It doesn’t feel like you’re in America when you get to Alaska. The U.S. state located northwest of North America is said to have an estimated 100,000 glaciers ranging from tiny cirque glaciers to massive valley glaciers. Sara Birofka was a doe-eyed traveler on her first adult adventure with her friends when she went to Alaska.
Most tourists arrive in Skagway via cruise ship rather than flying. Skagway is in the heart of Alaska’s coast; it’s filled with ocean vistas, mountain peaks, boreal forests, lakes, waterfalls, and even more.
Sara said her time in Skagway, Alaska opened her eyes to the world’s depth of beauty and would go back when she gets a chance. During her time in Alaska, Sara hiked glaciers, went whale watching, and hiked on the Klondike Gold Rush trails with proper tour guides leading the way.
Sara and her friends took a cruise line to Alaska, where they could experience the enormity of its beauty and its difference in culture. When asked about the Alaskan culture, Sara didn’t have much to say other than the fact that she couldn’t get to locations that were further inland, away from the ports. She said that most of the people in Alaska were either tourists or people from worldwide working on Visas or working seasonal jobs.
Sara did, however, call out the freshness of the seafood, claiming that she had never had such fresh fish before her visit in 2019. She honed in on the seemingly, never-ending supply of salmon in almost a fascination, “There was salmon jerky, salmon in a can like tuna fish would be, salmon jams.”
During her glacier hike, Sara’s tour guides amplified the issue of climate change, telling them that the glaciers were melting at a rapid rate due to global warming. When reflecting on her hike, Sara noted, “I think when we hear glacier, we think titanic and huge pieces of ice and snow in the water. However, it was more like a giant mountain covered in the snow; that’s what it seemed like.” Learning about how glaciers are and how they melt for decades was sure to resonate. She said it helped her see the earth a bit differently.

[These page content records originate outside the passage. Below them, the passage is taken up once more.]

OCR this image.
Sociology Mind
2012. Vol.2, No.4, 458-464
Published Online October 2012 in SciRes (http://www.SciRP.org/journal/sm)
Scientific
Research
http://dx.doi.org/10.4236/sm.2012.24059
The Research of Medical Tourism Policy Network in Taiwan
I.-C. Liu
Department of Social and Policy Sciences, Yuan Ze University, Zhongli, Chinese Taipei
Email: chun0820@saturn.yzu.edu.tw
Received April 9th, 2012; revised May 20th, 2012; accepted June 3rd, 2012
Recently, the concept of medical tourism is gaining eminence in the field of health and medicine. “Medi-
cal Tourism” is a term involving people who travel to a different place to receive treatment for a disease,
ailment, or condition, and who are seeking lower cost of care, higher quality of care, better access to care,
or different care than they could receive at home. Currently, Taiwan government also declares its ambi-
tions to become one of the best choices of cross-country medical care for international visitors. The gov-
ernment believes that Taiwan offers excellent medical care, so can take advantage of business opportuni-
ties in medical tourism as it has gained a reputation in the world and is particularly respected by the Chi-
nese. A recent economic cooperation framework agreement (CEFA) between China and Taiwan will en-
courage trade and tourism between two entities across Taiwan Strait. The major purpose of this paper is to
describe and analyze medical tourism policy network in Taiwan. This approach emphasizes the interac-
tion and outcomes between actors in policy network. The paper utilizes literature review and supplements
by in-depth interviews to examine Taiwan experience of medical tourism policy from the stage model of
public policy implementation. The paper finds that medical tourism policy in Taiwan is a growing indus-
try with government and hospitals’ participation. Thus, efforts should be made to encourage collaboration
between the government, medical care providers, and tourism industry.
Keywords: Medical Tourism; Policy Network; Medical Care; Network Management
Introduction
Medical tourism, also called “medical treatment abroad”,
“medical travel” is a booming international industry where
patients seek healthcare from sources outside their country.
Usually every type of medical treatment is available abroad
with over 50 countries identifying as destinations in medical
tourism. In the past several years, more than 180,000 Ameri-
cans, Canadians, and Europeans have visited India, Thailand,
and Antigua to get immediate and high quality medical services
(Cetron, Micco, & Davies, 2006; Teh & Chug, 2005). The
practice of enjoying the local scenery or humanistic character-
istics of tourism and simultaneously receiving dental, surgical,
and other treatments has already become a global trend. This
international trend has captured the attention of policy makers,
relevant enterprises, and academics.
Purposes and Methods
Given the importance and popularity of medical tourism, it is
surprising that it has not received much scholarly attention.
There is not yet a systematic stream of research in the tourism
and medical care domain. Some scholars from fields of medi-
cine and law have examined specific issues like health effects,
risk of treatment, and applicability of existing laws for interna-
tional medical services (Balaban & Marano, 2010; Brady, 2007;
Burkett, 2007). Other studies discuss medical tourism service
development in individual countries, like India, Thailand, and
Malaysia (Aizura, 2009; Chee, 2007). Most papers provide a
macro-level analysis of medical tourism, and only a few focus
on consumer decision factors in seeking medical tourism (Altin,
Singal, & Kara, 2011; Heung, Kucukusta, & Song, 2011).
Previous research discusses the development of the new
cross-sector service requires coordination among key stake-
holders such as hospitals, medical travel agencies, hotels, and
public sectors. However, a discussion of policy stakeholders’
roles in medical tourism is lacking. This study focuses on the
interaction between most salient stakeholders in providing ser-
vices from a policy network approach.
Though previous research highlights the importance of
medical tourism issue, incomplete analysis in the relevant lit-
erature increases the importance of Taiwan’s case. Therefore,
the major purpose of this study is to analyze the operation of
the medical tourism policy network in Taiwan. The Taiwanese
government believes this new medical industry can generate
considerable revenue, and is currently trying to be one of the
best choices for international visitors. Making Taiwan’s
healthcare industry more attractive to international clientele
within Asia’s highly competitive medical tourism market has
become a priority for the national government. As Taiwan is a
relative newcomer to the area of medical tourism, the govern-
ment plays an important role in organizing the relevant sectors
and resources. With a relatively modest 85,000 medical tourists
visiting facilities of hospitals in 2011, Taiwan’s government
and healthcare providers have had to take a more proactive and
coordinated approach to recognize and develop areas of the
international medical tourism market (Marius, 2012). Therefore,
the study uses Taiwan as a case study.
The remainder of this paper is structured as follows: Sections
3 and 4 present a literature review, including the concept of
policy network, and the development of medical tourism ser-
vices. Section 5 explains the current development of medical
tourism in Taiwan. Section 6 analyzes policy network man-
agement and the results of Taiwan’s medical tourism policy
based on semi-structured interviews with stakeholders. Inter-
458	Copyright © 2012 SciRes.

image of a melting glacier
However, Sara was most grateful for her time spent whale watching. She explained how interesting it was seeing various tour groups compete to find whales, “The whale watching is so interesting because its many different tours all trying to find whales, so when a pod of whales is spotted, you have five tour boats following the whales.” She was lucky enough to have gotten to see not only Humpback Whales but also Orcas. Sara noted that you never truly realize how massive they are and labeled the experience truly beautiful.
Sara sensed the enormity o the world once again when she hiked along the Klondike Gold Rush trails. During her hike, she noted not only beautiful but breathtaking views. Once again, she recalled seeing things from a different perspective, talking about when she saw bear markings on a tree she and her group had hiked past, “You don’t realize how large these animals are until you try even to reach their marking and don’t come close to reaching it.”
When I asked Sara if there was anything she would do differently, she said she would like to have learned more about the state’s history and wished she could spend more time enjoying and embracing more if not all of what Alaska had to offer her. When she goes back, Sara plans to experience Alaska in a whole new way; by seeing and doing differently than she did on her first visit.
Part of the along the Chilkoot Trail
Although her time in Alaska was short, Sara still talks about what she describes as a life-changing experience. After all, her trip was back in 2019, and she still talks about it often and wholeheartedly. She encouraged me and whoever this article reached to see the glaciers before it’s too late.